J. R. R. Tolkien's Riders of Rohan is a video game from 1991 based upon the fictional War of the Ring set in the Middle-earth world created by J. R. R. Tolkien, centered in The Lord of the Rings novels. The massive-scale simulation takes part in the realm of Rohan and the player controls the forces of Good during the onslaught of the forces of Evil, namely centered on the conflict with Saruman of Isengard. It was published by Konami and Mirrorsoft.

==Gameplay==

Army view

Gameplay is similar to the 1988 War in Middle Earth, except the setting was downsized from the entire world to the land of the Rohirrim, mostly following the story from The Two Towers, and part of the ending in The Return of the King. In a combination of a single-unit adventure, small-scale battlefield tactics and broadscale campaign warfare, the player must coordinate the Fellowship and Rohan's troops to fend off the invasion of Saruman's Orcs and save the Rohirrim lands. The player must also mount enough forces to push the war on the fronts in the east to contribute to Sauron's defeat.

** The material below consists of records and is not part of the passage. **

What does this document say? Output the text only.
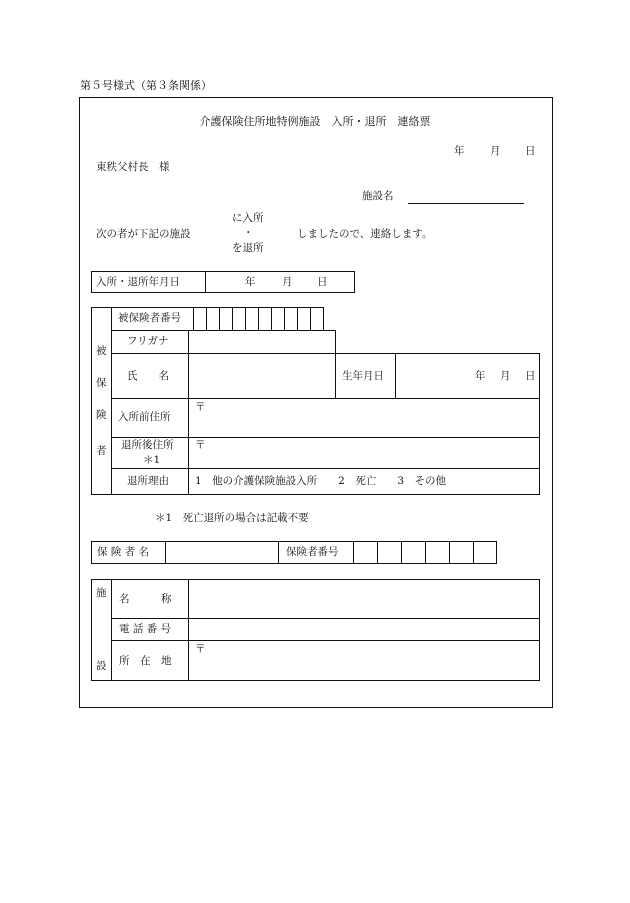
第５号様式（第３条関係）
介護保険住所地特例施設　入所・退所　連絡票
年 月 日
東秩父村長　様
施設名
次の者が下記の施設
に入所
・
を退所
しましたので、連絡します。
入所・退所年月日	年	月 日
被
保
険
者
被保険者番号
フリガナ
氏　　名	生年月日	年 月 日
入所前住所
〒
退所後住所
＊1
〒
退所理由 1　他の介護保険施設入所　　2　死亡　　3　その他
＊1　死亡退所の場合は記載不要
保 険 者 名	保険者番号
施
設
名　　　称
電 話 番 号
所　在　地
〒
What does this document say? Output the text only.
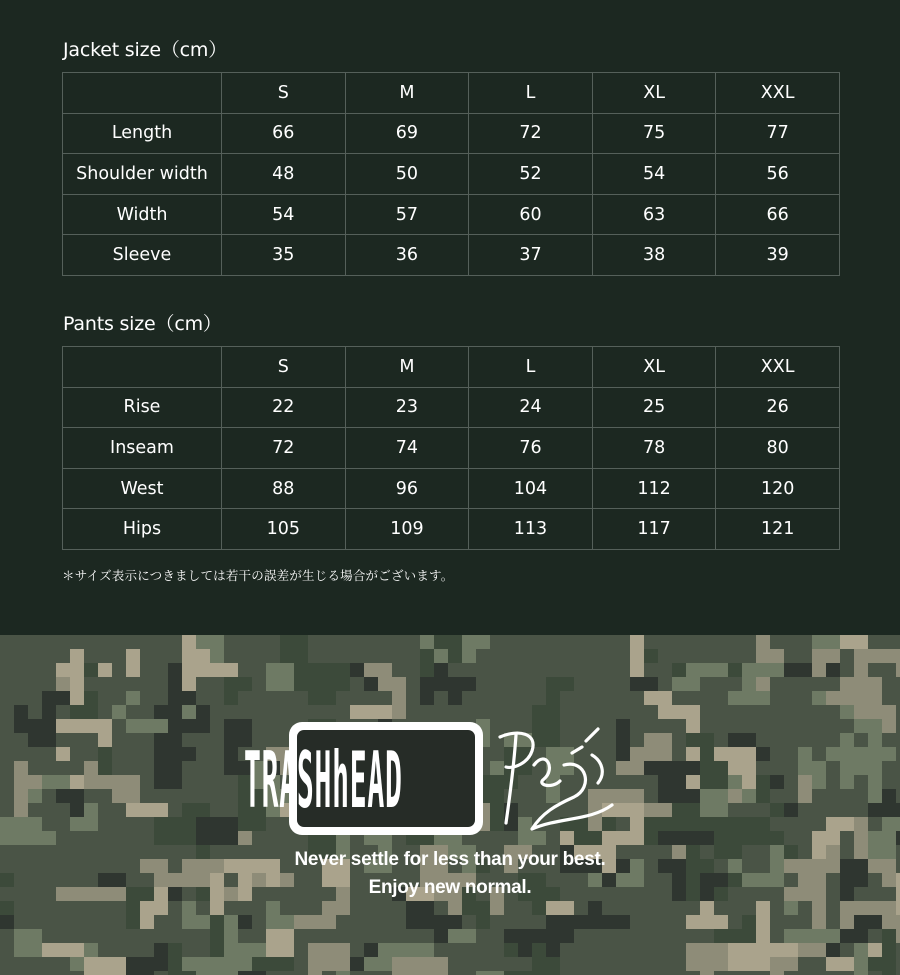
Jacket size（cm）
	S	M	L	XL	XXL
Length	66	69	72	75	77
Shoulder width	48	50	52	54	56
Width	54	57	60	63	66
Sleeve	35	36	37	38	39
Pants size（cm）
	S	M	L	XL	XXL
Rise	22	23	24	25	26
Inseam	72	74	76	78	80
West	88	96	104	112	120
Hips	105	109	113	117	121
＊サイズ表示につきましては若干の誤差が生じる場合がございます。
TRASHhEAD
Never settle for less than your best.
Enjoy new normal.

On the main menu screen, the player can start a new game, load an old one, access encyclopedias about units and characters, quit, or practice. The practice folds down to tutorials in single-fighter combat:

Archery: the player takes control of Legolas attempting to shoot down (18) Orcs from a wall, while crouching from their spears.

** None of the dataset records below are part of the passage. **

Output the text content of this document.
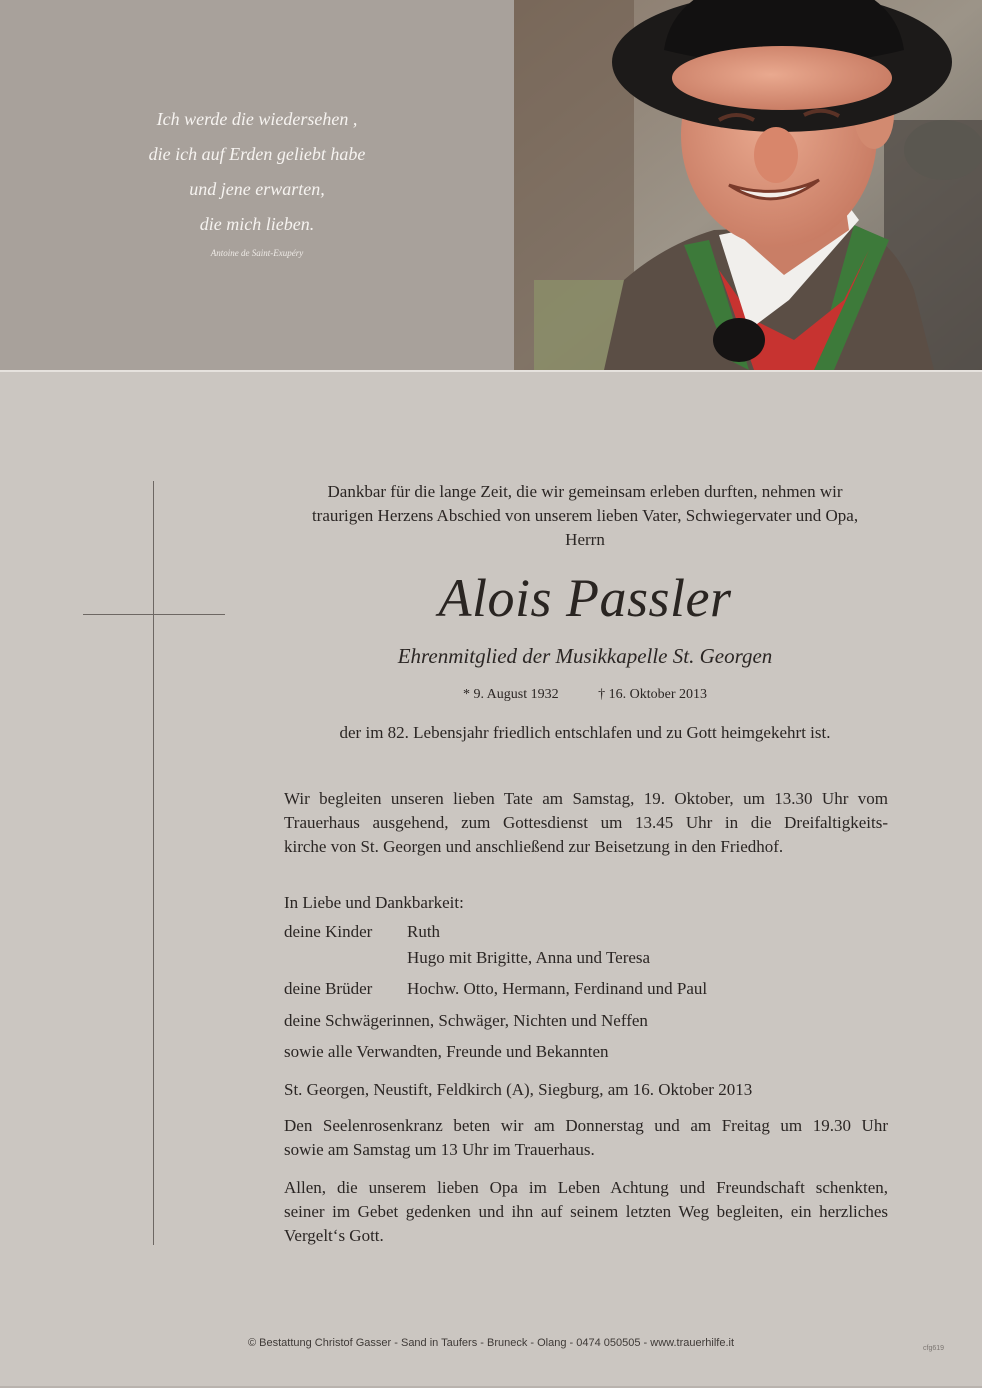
Ich werde die wiedersehen ,
die ich auf Erden geliebt habe
und jene erwarten,
die mich lieben.
Antoine de Saint-Exupéry
Dankbar für die lange Zeit, die wir gemeinsam erleben durften, nehmen wir
traurigen Herzens Abschied von unserem lieben Vater, Schwiegervater und Opa,
Herrn
Alois Passler
Ehrenmitglied der Musikkapelle St. Georgen
* 9. August 1932	† 16. Oktober 2013
der im 82. Lebensjahr friedlich entschlafen und zu Gott heimgekehrt ist.
Wir begleiten unseren lieben Tate am Samstag, 19. Oktober, um 13.30 Uhr vom
Trauerhaus ausgehend, zum Gottesdienst um 13.45 Uhr in die Dreifaltigkeits-
kirche von St. Georgen und anschließend zur Beisetzung in den Friedhof.
In Liebe und Dankbarkeit:
deine Kinder Ruth
Hugo mit Brigitte, Anna und Teresa
deine Brüder Hochw. Otto, Hermann, Ferdinand und Paul
deine Schwägerinnen, Schwäger, Nichten und Neffen
sowie alle Verwandten, Freunde und Bekannten
St. Georgen, Neustift, Feldkirch (A), Siegburg, am 16. Oktober 2013
Den Seelenrosenkranz beten wir am Donnerstag und am Freitag um 19.30 Uhr
sowie am Samstag um 13 Uhr im Trauerhaus.
Allen, die unserem lieben Opa im Leben Achtung und Freundschaft schenkten,
seiner im Gebet gedenken und ihn auf seinem letzten Weg begleiten, ein herzliches
Vergelt‘s Gott.
© Bestattung Christof Gasser - Sand in Taufers - Bruneck - Olang - 0474 050505 - www.trauerhilfe.it	cfg619
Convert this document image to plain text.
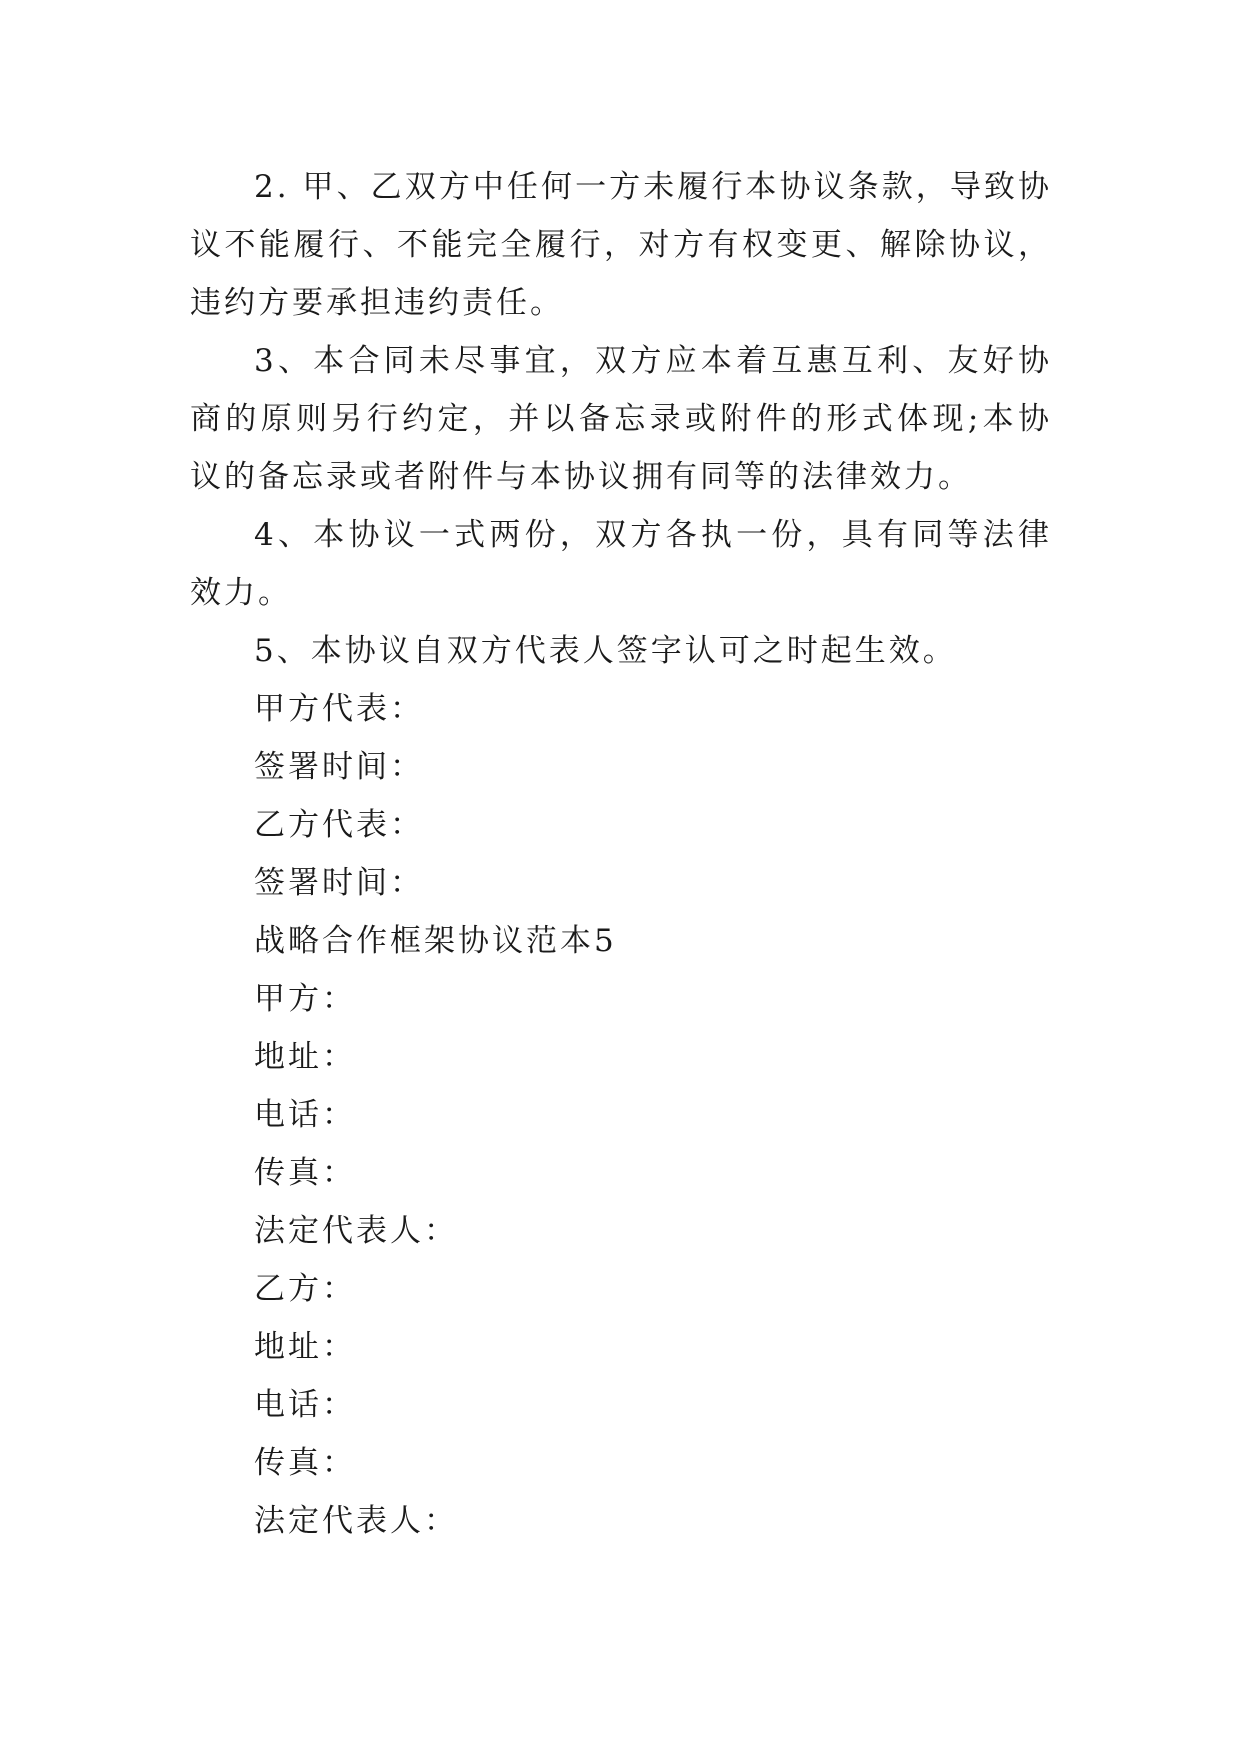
2. 甲、乙双方中任何一方未履行本协议条款，导致协议不能履行、不能完全履行，对方有权变更、解除协议，违约方要承担违约责任。

3、本合同未尽事宜，双方应本着互惠互利、友好协商的原则另行约定，并以备忘录或附件的形式体现;本协议的备忘录或者附件与本协议拥有同等的法律效力。

4、本协议一式两份，双方各执一份，具有同等法律效力。

5、本协议自双方代表人签字认可之时起生效。

甲方代表：

签署时间：

乙方代表：

签署时间：

战略合作框架协议范本5

甲方：

地址：

电话：

传真：

法定代表人：

乙方：

地址：

电话：

传真：

法定代表人：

Duel: the player chooses between four Heroes: Aragorn, Legolas, Gimli and Éomer, to fight either an Orc or a Dunlending in melee combat.

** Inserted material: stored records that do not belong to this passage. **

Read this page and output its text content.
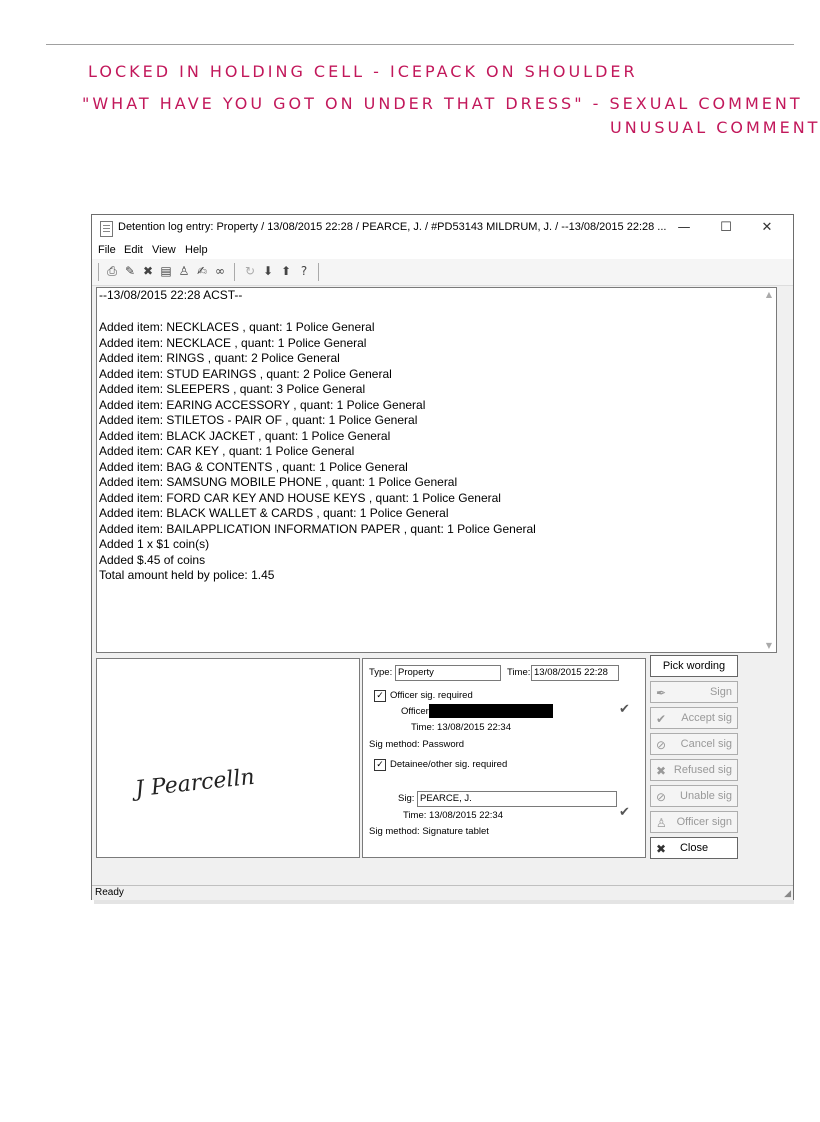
LOCKED IN HOLDING CELL - ICEPACK ON SHOULDER
"WHAT HAVE YOU GOT ON UNDER THAT DRESS" - SEXUAL COMMENT
UNUSUAL COMMENT
Detention log entry: Property / 13/08/2015 22:28 / PEARCE, J. / #PD53143 MILDRUM, J. / --13/08/2015 22:28 ... —	☐	✕
File Edit View Help
⎙ ✎ ✖ ▤ ♙ ✍ ∞ ↻ ⬇ ⬆ ?
--13/08/2015 22:28 ACST--
Added item: NECKLACES , quant: 1 Police General
Added item: NECKLACE , quant: 1 Police General
Added item: RINGS , quant: 2 Police General
Added item: STUD EARINGS , quant: 2 Police General
Added item: SLEEPERS , quant: 3 Police General
Added item: EARING ACCESSORY , quant: 1 Police General
Added item: STILETOS - PAIR OF , quant: 1 Police General
Added item: BLACK JACKET , quant: 1 Police General
Added item: CAR KEY , quant: 1 Police General
Added item: BAG & CONTENTS , quant: 1 Police General
Added item: SAMSUNG MOBILE PHONE , quant: 1 Police General
Added item: FORD CAR KEY AND HOUSE KEYS , quant: 1 Police General
Added item: BLACK WALLET & CARDS , quant: 1 Police General
Added item: BAILAPPLICATION INFORMATION PAPER , quant: 1 Police General
Added 1 x $1 coin(s)
Added $.45 of coins
Total amount held by police: 1.45
▲
▼
J Pearcelln
Type: Property	Time: 13/08/2015 22:28
✓ Officer sig. required
Officer	✔
Time: 13/08/2015 22:34
Sig method: Password
✓ Detainee/other sig. required
Sig: PEARCE, J.
✔
Time: 13/08/2015 22:34
Sig method: Signature tablet
Pick wording
✒	Sign
✔ Accept sig
⊘ Cancel sig
✖ Refused sig
⊘ Unable sig
♙ Officer sign
✖ Close
Ready	◢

Magic Duel: the player takes control of Gandalf fighting a Nazgûl flying mounted on a Felbeast.

The game begins just before the Battles at the Fords of Isen, with the player taking control of Rohan's western armies (an army consisted of an infantry unit [Westfold Militia], a light cavalry unit [Outriders], a horse archers unit [Harrowdale Bow] and three heavy cavalry units [Helms Deep Guards and Edoras Guards, the Grimslade squadron being under Théodred's personal leadership]). The main army is led by Théodred, while there is a separate unit of heavy cavalry [Harrowdale] that is still behind on the road. The game ends when Sauron is destroyed after the Battle at the Black Gates and Frodo and Sam reach Mount Doom.

==Reception==
Computer Gaming World called the graphics "simple, yet pleasing", but described it as "a lightweight strategy game that includes several action sequences and some very limited character interaction". The magazine stated that those who had not read Tolkien's books would probably not understand the backstory, and strategic players would dislike how closely they needed to follow the original story's actions to succeed in the game. Computer Gaming World only recommended it to devoted Tolkien fans.